Freezing carrots - this is how it works with the icy cooling

Freezing carrots - this is how it works with the icy cooling

Suitable carrots

Carrots can be stored for a long time after harvest. That's why roots from the supermarket are rarely freshly harvested. But every day they spend outside of the earth gnaws at the quality. These old carrots are also not recommended for the freezer.

also read

  • Hibernate carrots in the sandpit
  • The right season for growing your own carrots
  • Simply dry carrots from your own garden

Freeze only freshly harvested carrots from your own garden. You can also freeze leftover carrots from the grocery store, as long as they are clean and crisp. They shouldn't have any rotten spots or even mold.

Raw, blanched or cooked?

No choice is necessary here, because all three variants are possible. It's quickest raw, blanching extends the shelf life and fully cooked carrots can be thawed faster.

Choose the approach that best suits your needs. You are also welcome to use all three options if required.

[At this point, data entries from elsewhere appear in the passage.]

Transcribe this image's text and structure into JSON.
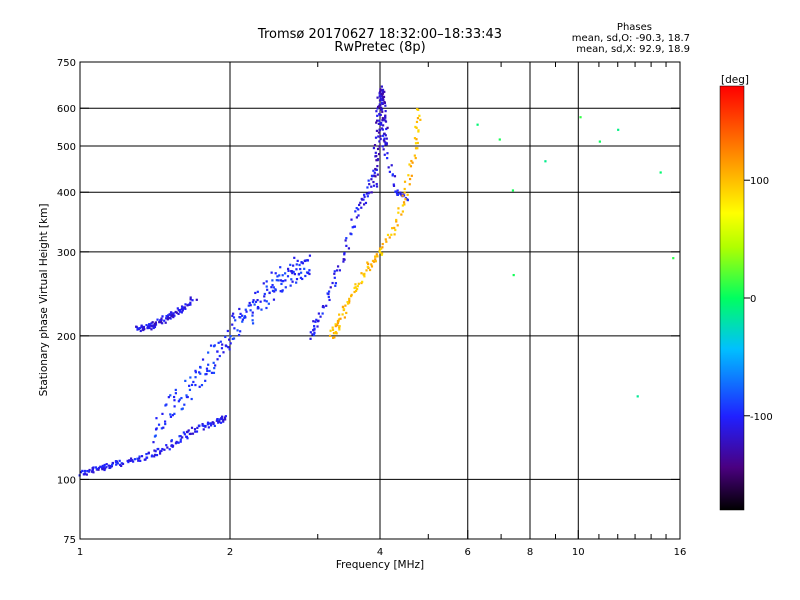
{
  "header": {
    "title": "Tromsø 20170627 18:32:00–18:33:43",
    "subtitle": "RwPretec (8p)",
    "phases_heading": "Phases",
    "phases_o": "mean, sd,O: -90.3, 18.7",
    "phases_x": "mean, sd,X:  92.9, 18.9"
  },
  "chart_data": {
    "type": "scatter",
    "title": "Tromsø 20170627 18:32:00–18:33:43",
    "subtitle": "RwPretec (8p)",
    "xlabel": "Frequency [MHz]",
    "ylabel": "Stationary phase Virtual Height [km]",
    "xscale": "log",
    "yscale": "log",
    "xlim": [
      1,
      16
    ],
    "ylim": [
      75,
      750
    ],
    "xticks": [
      1,
      2,
      4,
      6,
      8,
      10,
      16
    ],
    "xtick_labels": [
      "1",
      "2",
      "4",
      "6",
      "8",
      "10",
      "16"
    ],
    "xgrid_lines": [
      2,
      4,
      6,
      8,
      10
    ],
    "yticks": [
      75,
      100,
      200,
      300,
      400,
      500,
      600,
      750
    ],
    "ytick_labels": [
      "75",
      "100",
      "200",
      "300",
      "400",
      "500",
      "600",
      "750"
    ],
    "ygrid_lines": [
      100,
      200,
      300,
      400,
      500,
      600
    ],
    "colorbar": {
      "label": "[deg]",
      "range": [
        -180,
        180
      ],
      "ticks": [
        100,
        0,
        -100
      ],
      "tick_labels": [
        "100",
        "0",
        "-100"
      ]
    },
    "legend": "none",
    "point_color_by": "phase (deg)",
    "series": [
      {
        "name": "O-mode lower trace",
        "phase_deg": -105,
        "x": [
          1.0,
          1.05,
          1.1,
          1.15,
          1.2,
          1.3,
          1.4,
          1.5,
          1.6,
          1.7,
          1.8,
          1.9,
          1.95
        ],
        "y": [
          103,
          104,
          106,
          107,
          108,
          110,
          113,
          117,
          122,
          127,
          130,
          133,
          134
        ]
      },
      {
        "name": "O-mode cloud 1.4–2.9 MHz",
        "phase_deg": -95,
        "x": [
          1.4,
          1.5,
          1.6,
          1.7,
          1.8,
          1.9,
          2.0,
          2.1,
          2.2,
          2.3,
          2.4,
          2.5,
          2.6,
          2.7,
          2.8,
          2.9
        ],
        "y": [
          125,
          140,
          150,
          160,
          170,
          185,
          200,
          215,
          225,
          240,
          250,
          260,
          265,
          275,
          280,
          290
        ]
      },
      {
        "name": "O-mode upper trace",
        "phase_deg": -110,
        "x": [
          1.3,
          1.35,
          1.4,
          1.45,
          1.5,
          1.55,
          1.6,
          1.7
        ],
        "y": [
          206,
          208,
          210,
          214,
          219,
          223,
          228,
          240
        ]
      },
      {
        "name": "O-mode F-layer",
        "phase_deg": -105,
        "x": [
          2.9,
          3.0,
          3.2,
          3.4,
          3.6,
          3.8,
          3.9,
          4.0,
          4.1,
          4.3,
          4.5
        ],
        "y": [
          200,
          215,
          250,
          300,
          370,
          400,
          450,
          650,
          500,
          400,
          390
        ]
      },
      {
        "name": "Near-vertical O-trace ~4 MHz",
        "phase_deg": -120,
        "x": [
          3.9,
          3.95,
          4.0,
          4.02,
          4.05,
          4.08,
          4.1
        ],
        "y": [
          400,
          500,
          600,
          660,
          620,
          560,
          500
        ]
      },
      {
        "name": "X-mode trace",
        "phase_deg": 100,
        "x": [
          3.2,
          3.3,
          3.4,
          3.6,
          3.8,
          4.0,
          4.3,
          4.5,
          4.7,
          4.8
        ],
        "y": [
          200,
          210,
          230,
          255,
          280,
          300,
          340,
          400,
          500,
          600
        ]
      },
      {
        "name": "Scattered high-frequency points",
        "phase_deg": 0,
        "x": [
          6.3,
          7.0,
          7.3,
          7.5,
          8.5,
          10,
          11,
          12,
          13,
          14.5,
          15.5
        ],
        "y": [
          550,
          510,
          400,
          270,
          470,
          580,
          510,
          540,
          150,
          440,
          290
        ]
      }
    ]
  }
}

Clean and prepare the carrots

Fine earth particles often adhere to carrots and should therefore always be cleaned under running water. Any green that may still be present is removed beforehand.

The next steps are peeling and chopping the carrots into smaller pieces. Neither of these is a prerequisite for successfully freezing carrots, but they do come in handy. Both of these are more difficult to achieve when frozen.

Briefly blanch the carrots

Peeled and chopped carrot pieces can survive freezing temperatures for longer if they are briefly blanched beforehand.

  1. Fill a large saucepan with plenty of water and bring it to the boil.
  2. Add a serving of carrots and cook over medium heat for about three minutes.
  3. Quickly cool the blanched pieces down by placing them in ice water for about two minutes.
  4. Drain the carrots in a colander.


For creamy carrot soups, you can cook the carrot pieces now and freeze them as puree. This saves time in later preparation.

Flash freeze and freeze

Carrots that have cooled down can be placed directly in tightly closing freezer containers and frozen or snap-frozen beforehand. With shock freezing, a thin layer of ice forms around each piece, which prevents it from clumping together later.

However, in order for this protective layer to form, the pieces must not touch each other during freezing. This works best when they are spread out on a flat tray and placed in the freezer for about two hours.

Once the carrots are frozen, they are placed in containers and stored locked inside.


Blanched carrot pieces can be kept for nine months. They are frozen in boiling liquid. Unblanched pieces and puree should be used within three months.

Conclusion for quick readers

  • Freshness: Freeze only freshly harvested or purchased carrots with no rotten spots or mold
  • Variants: Carrots can be raw, blanched or frozen as ready-made puree
  • Advantages: Raw is the fastest; Blanching extends the shelf life; Puree saves time after defrosting
  • Preparation: Remove the greens and wash the carrots, then peel and cut into small pieces
  • Blanching: Cook for three minutes over medium heat, then cool in ice water
  • Tip: Cook the carrots and freeze them as a base for creamy carrot soups
  • Shock freezing: Spread out the dried pieces of carrot on a tray and shock freeze, then place in the freezer
  • Shelf life: carrot pieces can be kept for nine months; Mush is to be used within three months

The garden journal freshness-ABC

How can fruit and vegetables be stored correctly so that they stay fresh as long as possible?